Ее тон – острый, отточенный, лишенный всякой эмоциональной окраски – заставил меня внутренне сжаться. Это был не тон любовника или даже союзника. Это был голос, отдающий приказы. И это ранило глубже, чем крик.

Я приподнялся на локте, пытаясь поймать ее взгляд, найти в нем хоть щель, хоть трещинку в этой внезапно возведенной стене.

Мери, – я произнес ее имя мягко, почти шепотом, пытаясь вернуть нас в ту реальность, что была пять минут назад. – То, что было между нами было, это не просто…

Она резко, почти грубо, оборвала меня, соскальзывая с постели из мха и отворачиваясь, чтобы подобрать свою разбросанную одежду. Ее движения были резкими, экономичными, лишенными всякой грации.

– Между нами ничего не «было», – она бросила слова через плечо, словно швыряя камни. – Был секс, Дарквейн. Секс. Физиологический акт для снятия напряжения. Адреналин после боя, выброс эндорфинов, взаимное использование тел для получения удовольствия. Не более того.

Каждое слово было как удар хлыстом. Холодное, точное, унизительное в своей клинической отстраненности. Взаимное использование тел. Словно мы были не двумя людьми, нашедшими друг в друге отчаянное утешение, а двумя механизмами, выполнившими друг на друге техническую процедуру.
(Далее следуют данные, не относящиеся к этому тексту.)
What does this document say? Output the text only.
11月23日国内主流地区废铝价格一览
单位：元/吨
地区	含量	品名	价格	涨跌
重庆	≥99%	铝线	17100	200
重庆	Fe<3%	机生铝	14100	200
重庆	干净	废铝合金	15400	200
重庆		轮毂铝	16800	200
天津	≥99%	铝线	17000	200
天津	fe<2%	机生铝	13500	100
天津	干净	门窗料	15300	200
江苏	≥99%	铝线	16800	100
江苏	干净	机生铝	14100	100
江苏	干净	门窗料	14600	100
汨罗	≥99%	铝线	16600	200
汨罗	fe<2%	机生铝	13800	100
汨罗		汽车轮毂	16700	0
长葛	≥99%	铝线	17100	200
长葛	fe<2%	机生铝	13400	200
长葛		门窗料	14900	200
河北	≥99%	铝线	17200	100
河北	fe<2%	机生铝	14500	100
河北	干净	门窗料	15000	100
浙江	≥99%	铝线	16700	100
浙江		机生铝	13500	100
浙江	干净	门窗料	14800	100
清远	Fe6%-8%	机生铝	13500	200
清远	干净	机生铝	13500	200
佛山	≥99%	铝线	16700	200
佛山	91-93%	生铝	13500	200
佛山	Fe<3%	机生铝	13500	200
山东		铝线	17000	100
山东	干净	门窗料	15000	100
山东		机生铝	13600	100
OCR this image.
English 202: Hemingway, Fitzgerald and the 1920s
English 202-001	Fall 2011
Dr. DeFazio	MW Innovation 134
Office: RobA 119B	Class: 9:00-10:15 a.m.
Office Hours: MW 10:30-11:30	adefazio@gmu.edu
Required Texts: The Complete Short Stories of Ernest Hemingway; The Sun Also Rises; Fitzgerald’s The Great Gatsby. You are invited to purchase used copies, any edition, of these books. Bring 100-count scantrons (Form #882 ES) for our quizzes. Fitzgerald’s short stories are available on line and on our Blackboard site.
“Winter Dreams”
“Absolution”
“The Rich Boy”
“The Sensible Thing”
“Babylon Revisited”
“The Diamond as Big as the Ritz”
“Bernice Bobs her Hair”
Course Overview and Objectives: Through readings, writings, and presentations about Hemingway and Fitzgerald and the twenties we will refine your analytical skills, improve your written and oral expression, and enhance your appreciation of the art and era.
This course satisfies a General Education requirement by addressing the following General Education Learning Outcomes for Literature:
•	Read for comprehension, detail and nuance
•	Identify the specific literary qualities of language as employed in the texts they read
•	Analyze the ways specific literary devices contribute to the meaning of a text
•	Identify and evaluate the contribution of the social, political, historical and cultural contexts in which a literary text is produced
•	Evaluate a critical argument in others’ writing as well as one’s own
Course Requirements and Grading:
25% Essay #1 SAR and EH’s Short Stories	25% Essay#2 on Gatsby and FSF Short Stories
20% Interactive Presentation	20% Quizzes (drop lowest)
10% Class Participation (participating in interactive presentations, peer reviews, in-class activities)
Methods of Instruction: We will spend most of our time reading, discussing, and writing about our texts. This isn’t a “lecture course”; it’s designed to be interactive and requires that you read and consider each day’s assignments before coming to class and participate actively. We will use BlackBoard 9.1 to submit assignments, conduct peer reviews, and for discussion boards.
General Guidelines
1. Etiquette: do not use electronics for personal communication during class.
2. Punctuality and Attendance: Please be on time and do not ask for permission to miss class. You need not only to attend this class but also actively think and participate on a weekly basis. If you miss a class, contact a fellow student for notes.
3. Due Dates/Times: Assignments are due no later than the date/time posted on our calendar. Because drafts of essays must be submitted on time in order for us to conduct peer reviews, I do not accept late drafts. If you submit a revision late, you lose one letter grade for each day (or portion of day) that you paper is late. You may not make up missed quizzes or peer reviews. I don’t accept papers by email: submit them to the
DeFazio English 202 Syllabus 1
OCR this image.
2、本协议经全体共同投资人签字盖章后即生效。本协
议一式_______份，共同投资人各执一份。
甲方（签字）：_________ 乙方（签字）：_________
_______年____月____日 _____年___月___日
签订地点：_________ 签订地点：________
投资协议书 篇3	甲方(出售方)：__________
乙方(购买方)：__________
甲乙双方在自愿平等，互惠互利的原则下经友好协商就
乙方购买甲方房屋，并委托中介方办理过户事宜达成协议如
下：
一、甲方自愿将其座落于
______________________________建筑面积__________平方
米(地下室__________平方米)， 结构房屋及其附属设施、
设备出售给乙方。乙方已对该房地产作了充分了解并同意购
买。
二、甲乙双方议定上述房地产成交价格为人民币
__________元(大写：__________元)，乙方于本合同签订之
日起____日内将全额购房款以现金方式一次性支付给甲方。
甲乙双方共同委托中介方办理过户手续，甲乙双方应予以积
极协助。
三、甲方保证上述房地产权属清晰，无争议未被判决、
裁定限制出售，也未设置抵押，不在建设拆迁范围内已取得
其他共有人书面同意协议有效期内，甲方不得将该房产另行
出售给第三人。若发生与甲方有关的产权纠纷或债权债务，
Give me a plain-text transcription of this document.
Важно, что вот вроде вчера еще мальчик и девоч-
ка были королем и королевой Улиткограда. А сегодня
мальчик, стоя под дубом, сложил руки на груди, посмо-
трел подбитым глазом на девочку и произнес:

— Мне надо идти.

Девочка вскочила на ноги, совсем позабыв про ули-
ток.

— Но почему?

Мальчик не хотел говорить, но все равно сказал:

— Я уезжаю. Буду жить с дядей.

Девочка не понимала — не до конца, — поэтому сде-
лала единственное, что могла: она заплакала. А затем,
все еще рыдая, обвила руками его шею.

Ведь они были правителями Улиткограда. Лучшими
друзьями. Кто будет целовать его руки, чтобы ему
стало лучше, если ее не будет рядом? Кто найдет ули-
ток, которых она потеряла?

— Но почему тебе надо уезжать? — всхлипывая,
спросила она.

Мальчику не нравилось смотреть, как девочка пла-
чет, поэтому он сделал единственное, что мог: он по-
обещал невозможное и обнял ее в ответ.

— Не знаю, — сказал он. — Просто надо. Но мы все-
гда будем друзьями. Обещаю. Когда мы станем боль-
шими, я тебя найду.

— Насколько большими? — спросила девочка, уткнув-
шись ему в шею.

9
Во мне что-то взорвалось. Горячая волна ярости и оскорбленной гордости прокатилась по жилам. Я вскочил на ноги, чувствуя, как по коже пробегают знакомые мурашки, предвещающие трансформацию. Я едва сдержал ее.

– Не более того? – мой голос зазвучал низко и опасно, приобретая легкий драконий гул. – Ты называешь то, что было, «не более чем»? Ты… ты плакала у меня на руках! Ты доверилась мне! Я видел тебя!

Она натянула свое белье и шелковую сорочку и повернулась ко мне, полностью «облачившись» не только в одежду, но и в свою непробиваемую маску. Она скрестила руки на груди, и ее поза выражала лишь скучающее превосходство.


– О, боже, – она фыркнула, закатив глаза с преувеличенным театральным презрением. – Дракон ищет глубинный смысл в постельной борьбе за доминирование? Как банально. Давай без этой дешевой мелодрамы. У меня был стресс. У тебя было возбуждение. Мы оба получили то, что хотели. Точка. Конец истории. Забудь, как плохой сон. Это ничего не значило и не будет значить.

Она произнесла это с такой леденящей душу легкостью, с таким уничижительным простодушием, словно стирала школьную доску после урока. Забудь. Ничего не значило.

Я почувствовал, как сжимаются кулаки. Гнев, горький и обжигающий, подступил к горлу, смешиваясь с чем-то другим – с жгучим, унизительным стыдом. Она не просто отдалялась. Она методично, хладнокровно уничтожала все, что между нами произошло. Оскверняла это, вытряхивала прах и развеивала по ветру.

– Понятно, – я выдавил сквозь стиснутые зубы, отворачиваясь, чтобы скрыть гримасу боли и ярости, искажающую мое лицо. – Просто секс. Случайная связь. Заблудились, замерзли, переспали что бы согреться. Очень романтично. Очень… по некромантски.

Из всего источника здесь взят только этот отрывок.